Le spectre de la xénophobie plane à nouveau sur l’Afrique du Sud. Entre vidéos virales d’agressions et interventions policières musclées, les tensions entre locaux et ressortissants ouest-africains, notamment Ghanéens et Nigérians, ont atteint un seuil critique, provoquant une crise diplomatique entre Pretoria et Accra.
Tout a basculé au cours des derniers jours de ce mois d’avril 2026. Plusieurs vidéos circulant sur les réseaux sociaux ont montré des scènes de chaos dans des quartiers résidentiels.
On y voit des groupes d’individus tenter de forcer l’entrée de complexes d’appartements supposés être occupés par des ressortissants nigérians et ghanéens. L’intervention rapide des forces de l’ordre a permis d’éviter de justesse des lynchages et des pillages à grande échelle.
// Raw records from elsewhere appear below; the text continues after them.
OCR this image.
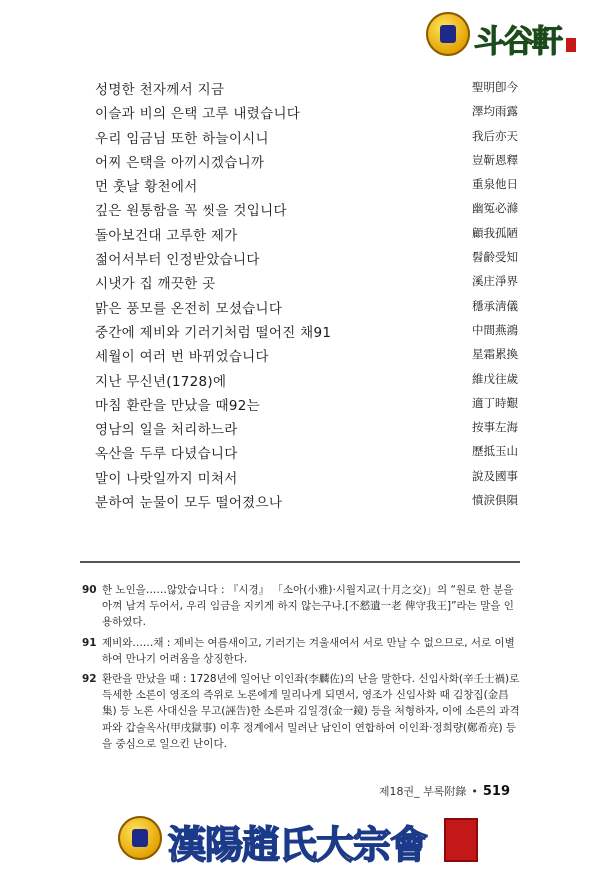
斗谷軒
성명한 천자께서 지금	聖明卽今
이슬과 비의 은택 고루 내렸습니다	澤均雨露
우리 임금님 또한 하늘이시니	我后亦天
어찌 은택을 아끼시겠습니까	豈靳恩釋
먼 훗날 황천에서	重泉他日
깊은 원통함을 꼭 씻을 것입니다	幽冤必滌
돌아보건대 고루한 제가	顧我孤陋
젊어서부터 인정받았습니다	髫齡受知
시냇가 집 깨끗한 곳	溪庄淨界
맑은 풍모를 온전히 모셨습니다	穩承淸儀
중간에 제비와 기러기처럼 떨어진 채91	中間燕鴻
세월이 여러 번 바뀌었습니다	星霜累換
지난 무신년(1728)에	維戊往歲
마침 환란을 만났을 때92는	適丁時艱
영남의 일을 처리하느라	按事左海
옥산을 두루 다녔습니다	歷抵玉山
말이 나랏일까지 미쳐서	說及國事
분하여 눈물이 모두 떨어졌으나	憤淚俱隕
90 한 노인을……않았습니다 : 『시경』 「소아(小雅)·시월지교(十月之交)」의 “원로 한 분을 아껴 남겨 두어서, 우리 임금을 지키게 하지 않는구나.[不憖遺一老 俾守我王]”라는 말을 인용하였다.
91 제비와……채 : 제비는 여름새이고, 기러기는 겨울새여서 서로 만날 수 없으므로, 서로 이별하여 만나기 어려움을 상징한다.
92 환란을 만났을 때 : 1728년에 일어난 이인좌(李麟佐)의 난을 말한다. 신임사화(辛壬士禍)로 득세한 소론이 영조의 즉위로 노론에게 밀리나게 되면서, 영조가 신임사화 때 김창집(金昌集) 등 노론 사대신을 무고(誣告)한 소론파 김일경(金一鏡) 등을 처형하자, 이에 소론의 과격파와 갑술옥사(甲戌獄事) 이후 정계에서 밀려난 남인이 연합하여 이인좌·정희량(鄭希亮) 등을 중심으로 일으킨 난이다.
제18권_ 부록附錄 • 519
漢陽趙氏大宗會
L’un des incidents les plus commentés concerne Emmanuel Asamoah , un ressortissant ghanéen dont l’agression filmée a fait le tour du web. Bien que résidant légalement dans le pays, il a été la cible d’une hostilité manifeste, illustrant une tendance inquiétante : même les étrangers en situation régulière ne sont plus à l’abri.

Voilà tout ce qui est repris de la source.